Ford Motor Co has scrapped a plan to create a unified national sales company for China that stoked mistrust of the automaker at its joint venture partners and contributed to a spectacular collapse in sales in the world’s biggest car market.
On the face of it, the plan announced by Ford in June last year to combine sales channels for vehicles manufactured with Chongqing Changan Automobile Co and Jiangling Motors Group made sense. It would promote operational efficiency at its loss-making China operations and is standard practice in most other markets.
But it ignored realities on the ground. Chinese automakers, often in 50-50 partnerships with foreign car makers, are reluctant to lose control over sales decisions, rarely willing to trust each other and loyal to local provinces that are fiercely competitive in their quest for economic growth and tax revenues from vehicle sales.
“I would say there was a lack of deep understanding on how relationships work in China,” Anning Chen, who in October took over as Ford’s third China chief in two years, said in an interview in Shanghai.

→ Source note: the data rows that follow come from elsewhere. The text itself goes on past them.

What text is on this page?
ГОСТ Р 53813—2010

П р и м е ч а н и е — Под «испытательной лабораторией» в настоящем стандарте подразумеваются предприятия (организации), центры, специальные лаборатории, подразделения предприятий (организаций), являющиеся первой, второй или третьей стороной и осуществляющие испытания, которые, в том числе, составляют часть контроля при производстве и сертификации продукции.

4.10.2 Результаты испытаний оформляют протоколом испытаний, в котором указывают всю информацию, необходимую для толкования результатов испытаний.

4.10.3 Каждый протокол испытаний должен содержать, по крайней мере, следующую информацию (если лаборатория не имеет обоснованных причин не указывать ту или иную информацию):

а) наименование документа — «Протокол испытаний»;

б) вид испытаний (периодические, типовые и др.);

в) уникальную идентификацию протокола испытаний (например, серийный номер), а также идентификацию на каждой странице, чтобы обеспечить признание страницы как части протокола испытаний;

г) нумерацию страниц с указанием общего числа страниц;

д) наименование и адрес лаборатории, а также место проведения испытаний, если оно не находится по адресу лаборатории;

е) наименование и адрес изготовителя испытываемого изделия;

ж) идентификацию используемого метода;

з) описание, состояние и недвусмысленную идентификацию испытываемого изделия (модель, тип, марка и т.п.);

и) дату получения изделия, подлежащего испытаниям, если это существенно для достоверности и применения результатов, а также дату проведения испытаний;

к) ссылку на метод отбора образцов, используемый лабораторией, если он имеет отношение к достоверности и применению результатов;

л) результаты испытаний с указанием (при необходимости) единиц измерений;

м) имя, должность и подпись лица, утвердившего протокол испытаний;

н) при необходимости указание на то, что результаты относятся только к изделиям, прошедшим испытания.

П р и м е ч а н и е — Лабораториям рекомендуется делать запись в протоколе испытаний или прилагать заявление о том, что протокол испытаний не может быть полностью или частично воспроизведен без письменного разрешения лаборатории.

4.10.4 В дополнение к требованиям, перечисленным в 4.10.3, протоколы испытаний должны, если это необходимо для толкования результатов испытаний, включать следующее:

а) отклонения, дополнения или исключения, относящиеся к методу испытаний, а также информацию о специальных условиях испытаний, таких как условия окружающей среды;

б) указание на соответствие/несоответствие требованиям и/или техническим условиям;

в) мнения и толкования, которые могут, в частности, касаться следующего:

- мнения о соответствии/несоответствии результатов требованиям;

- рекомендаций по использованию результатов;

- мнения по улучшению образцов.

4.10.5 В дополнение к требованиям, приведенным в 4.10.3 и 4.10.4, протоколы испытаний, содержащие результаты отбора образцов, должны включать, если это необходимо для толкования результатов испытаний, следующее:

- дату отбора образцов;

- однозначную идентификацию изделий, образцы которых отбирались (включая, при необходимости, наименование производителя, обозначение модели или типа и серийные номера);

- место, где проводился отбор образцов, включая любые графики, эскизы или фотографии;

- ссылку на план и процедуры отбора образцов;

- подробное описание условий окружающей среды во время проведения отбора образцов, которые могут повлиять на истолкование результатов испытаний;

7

It is the first time that Ford, grappling with a host of problems in China that present no quick fix, has disclosed the dropping of the plan - a decision also prompted by a sharp slowdown in China’s economic growth amid the trade war with the United States as well as deeper losses at dealerships.
Many major foreign automakers have 2 or 3 partners in China, involving different marketing and distribution strategies for each partner. Ford is the only one known to have tried combining sales channels for mainstream cars.
Other steps Ford is taking to turn around its China business include launching 30 new or significantly redesigned vehicles over the next three years, reductions in the number of temporary workers at plants, hiring more local Chinese, and putting profits before growth in market share.
Capacity cuts as Ford and its partners embark on “right-sizing” their plants are also likely, Chen said.
A recovery would help relieve pressure on the US automaker which is also scrambling to end losses in Europe through plant closures and layoffs. It would also mitigate the risk that Ford ends up a marginal player in China - a market with annual sales of some 28 million vehicles that many foreign automakers now consider their most important.
The slide in Ford’s sales has been unprecedented for a major global automaker in China. After a peak of 1.08 million vehicles in 2016, sales began faltering in late 2017, then nearly halved last year to 504,488, according to consultancy IHS Markit.
IHS forecasts Ford’s sales will tumble further to 382,882 this year, while LMC Automotive predicts Ford’s China market share will fall to 1.4% compared to 3.8% in 2016.